Pasrea system is intended for the use of farmers willing to handle their own agricultural waste such as animal manure etc. efficiently by themselves and for the use of municipal waste management operators to handle wastewater slurries and other organic waste but is suitable for other related composting actions too.
The solution addresses global challenges associated with global warming, sustainable farming and waste management and thus the total value of the solution is really hard to assess. Nevertheless if our solution works and will be implemented on a global scale the positive effects for the community, society and even the planet will be immense.
Such composting method addresses problems both at macro and micro level. At micro level this technology allows livestock producers to process their manure in-situ in an environmentally and economically sustainable fashion, while reducing heating and fertilisation expenses, which makes agriculture more sustainable and profitable for the farmers. At macro level Pasrea aims at repairing the broken nitrogen cycle associated with centralised livestock operations and municipal waste management, resulting in lower demand for industrially produced fertilisers and a decrease in environmentally harmful ammonia emissions from agriculture and composting actions. Extending the technology into processing of municipal wastewater slurries and organic wastes would conveniently connect human food consumption into the nitrogen cycle we aspire to create.
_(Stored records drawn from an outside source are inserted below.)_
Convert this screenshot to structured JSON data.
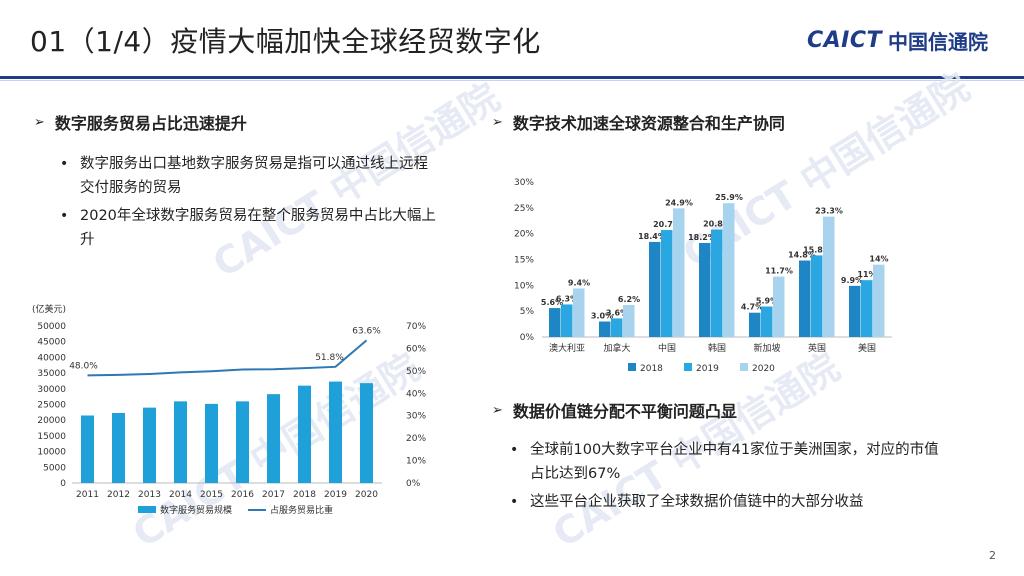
{
  "header": {
    "title": "01（1/4）疫情大幅加快全球经贸数字化",
    "logo_en": "CAICT",
    "logo_cn": "中国信通院"
  },
  "left": {
    "heading": "数字服务贸易占比迅速提升",
    "bullets": [
      "数字服务出口基地数字服务贸易是指可以通过线上远程交付服务的贸易",
      "2020年全球数字服务贸易在整个服务贸易中占比大幅上升"
    ]
  },
  "right_top": {
    "heading": "数字技术加速全球资源整合和生产协同"
  },
  "right_bottom": {
    "heading": "数据价值链分配不平衡问题凸显",
    "bullets": [
      "全球前100大数字平台企业中有41家位于美洲国家，对应的市值占比达到67%",
      "这些平台企业获取了全球数据价值链中的大部分收益"
    ]
  },
  "watermark": "CAICT 中国信通院",
  "page_number": "2",
  "colors": {
    "navy": "#1f3c88",
    "bar": "#1fa0d8",
    "line": "#2e78b5",
    "s2018": "#1f86c6",
    "s2019": "#2aa7e0",
    "s2020": "#a8d3ee"
  },
  "chart_data": [
    {
      "type": "bar",
      "ylabel": "(亿美元)",
      "categories": [
        "2011",
        "2012",
        "2013",
        "2014",
        "2015",
        "2016",
        "2017",
        "2018",
        "2019",
        "2020"
      ],
      "series": [
        {
          "name": "数字服务贸易规模",
          "type": "bar",
          "axis": "left",
          "values": [
            21500,
            22300,
            24000,
            26000,
            25200,
            26000,
            28300,
            31000,
            32300,
            31800
          ]
        },
        {
          "name": "占服务贸易比重",
          "type": "line",
          "axis": "right",
          "values": [
            48.0,
            48.2,
            48.6,
            49.3,
            49.8,
            50.6,
            50.7,
            51.2,
            51.8,
            63.6
          ],
          "labels": [
            "48.0%",
            "",
            "",
            "",
            "",
            "",
            "",
            "",
            "51.8%",
            "63.6%"
          ]
        }
      ],
      "yticks_left": [
        "0",
        "5000",
        "10000",
        "15000",
        "20000",
        "25000",
        "30000",
        "35000",
        "40000",
        "45000",
        "50000"
      ],
      "yticks_right": [
        "0%",
        "10%",
        "20%",
        "30%",
        "40%",
        "50%",
        "60%",
        "70%"
      ],
      "ylim_left": [
        0,
        50000
      ],
      "ylim_right": [
        0,
        70
      ],
      "legend": "bottom"
    },
    {
      "type": "bar",
      "categories": [
        "澳大利亚",
        "加拿大",
        "中国",
        "韩国",
        "新加坡",
        "英国",
        "美国"
      ],
      "series": [
        {
          "name": "2018",
          "values": [
            5.6,
            3.0,
            18.4,
            18.2,
            4.7,
            14.8,
            9.9
          ],
          "labels": [
            "5.6%",
            "3.0%",
            "18.4%",
            "18.2%",
            "4.7%",
            "14.8%",
            "9.9%"
          ]
        },
        {
          "name": "2019",
          "values": [
            6.3,
            3.6,
            20.7,
            20.8,
            5.9,
            15.8,
            11
          ],
          "labels": [
            "6.3%",
            "3.6%",
            "20.7%",
            "20.8%",
            "5.9%",
            "15.8%",
            "11%"
          ]
        },
        {
          "name": "2020",
          "values": [
            9.4,
            6.2,
            24.9,
            25.9,
            11.7,
            23.3,
            14
          ],
          "labels": [
            "9.4%",
            "6.2%",
            "24.9%",
            "25.9%",
            "11.7%",
            "23.3%",
            "14%"
          ]
        }
      ],
      "yticks": [
        "0%",
        "5%",
        "10%",
        "15%",
        "20%",
        "25%",
        "30%"
      ],
      "ylim": [
        0,
        30
      ],
      "legend": "bottom"
    }
  ]
}
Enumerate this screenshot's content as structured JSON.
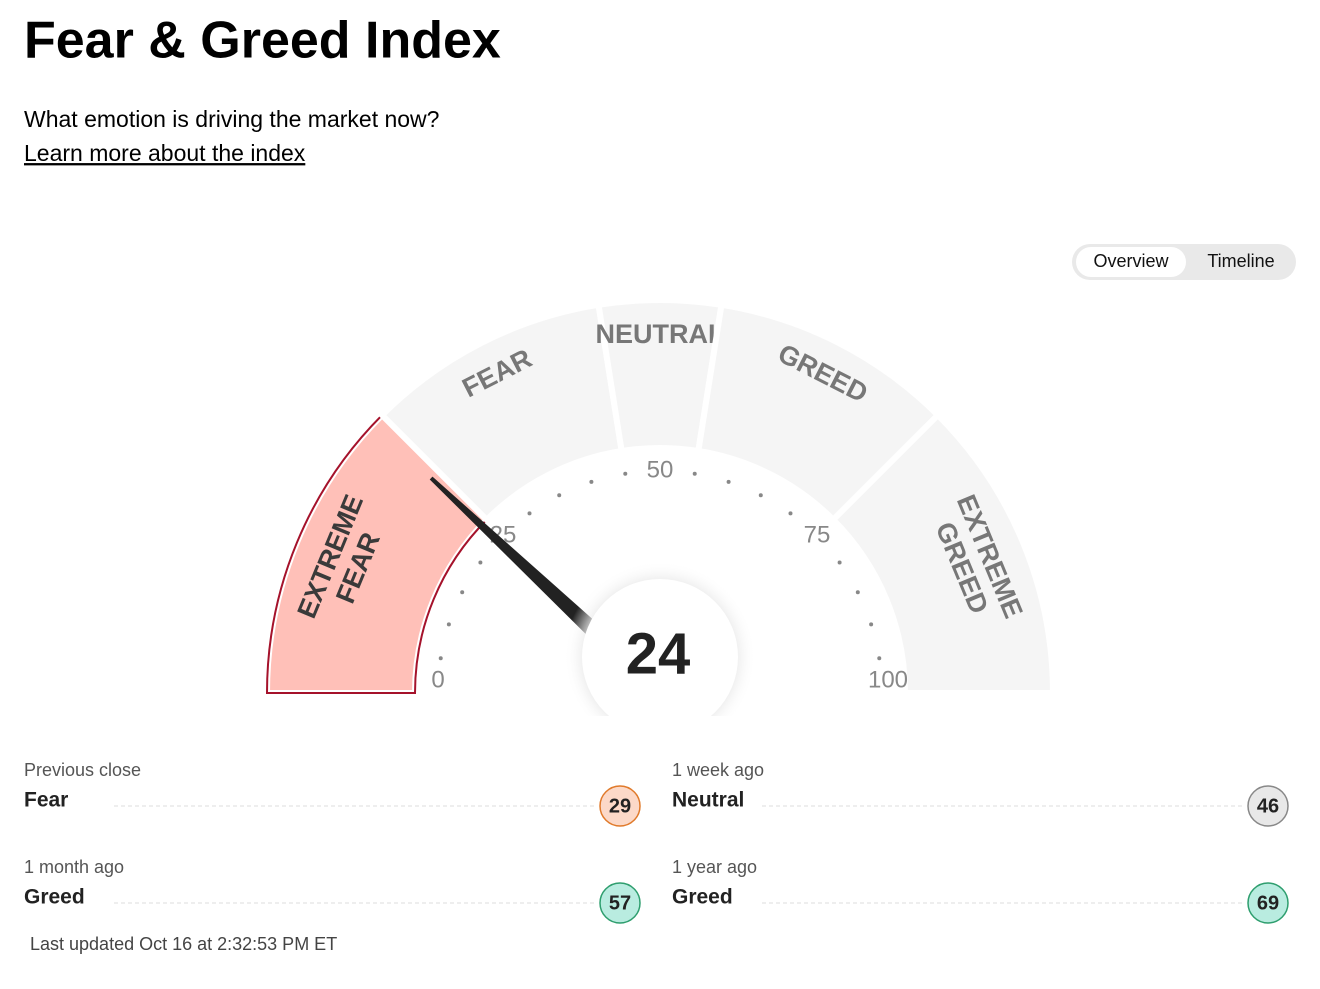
{
  "header": {
    "title": "Fear & Greed Index",
    "subtitle": "What emotion is driving the market now?",
    "link": "Learn more about the index"
  },
  "tabs": {
    "items": [
      "Overview",
      "Timeline"
    ],
    "active": 0
  },
  "gauge": {
    "value": 24,
    "min": 0,
    "max": 100,
    "ticks": [
      0,
      25,
      50,
      75,
      100
    ],
    "fill": "#f5f5f5",
    "active_fill": "#ffc0b8",
    "active_stroke": "#a5122b",
    "segments": [
      {
        "lines": [
          "EXTREME",
          "FEAR"
        ],
        "from": 0,
        "to": 25
      },
      {
        "lines": [
          "FEAR"
        ],
        "from": 25,
        "to": 45
      },
      {
        "lines": [
          "NEUTRAL"
        ],
        "from": 45,
        "to": 55
      },
      {
        "lines": [
          "GREED"
        ],
        "from": 55,
        "to": 75
      },
      {
        "lines": [
          "EXTREME",
          "GREED"
        ],
        "from": 75,
        "to": 100
      }
    ]
  },
  "history": [
    {
      "label": "Previous close",
      "rating": "Fear",
      "value": 29,
      "fill": "#fcd9c8",
      "stroke": "#e07a2b"
    },
    {
      "label": "1 week ago",
      "rating": "Neutral",
      "value": 46,
      "fill": "#e8e8e8",
      "stroke": "#888888"
    },
    {
      "label": "1 month ago",
      "rating": "Greed",
      "value": 57,
      "fill": "#b9ece0",
      "stroke": "#2e9e6e"
    },
    {
      "label": "1 year ago",
      "rating": "Greed",
      "value": 69,
      "fill": "#b9ece0",
      "stroke": "#2e9e6e"
    }
  ],
  "updated": "Last updated Oct 16 at 2:32:53 PM ET"
}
Implementing this technology reduces the CO2 emissions associated with agriculture, as the need for energy-intensive industrial production of ammonia decreases. In addition, livestock operators and municipal waste management operators can save on fossil fuels by coupling the composting into their in-house and/or district heating systems.
As a summary, the invention would solve problems associated with sustainability of livestock operations, agriculture and municipal waste management by transforming the source of problems into a source of possibilities.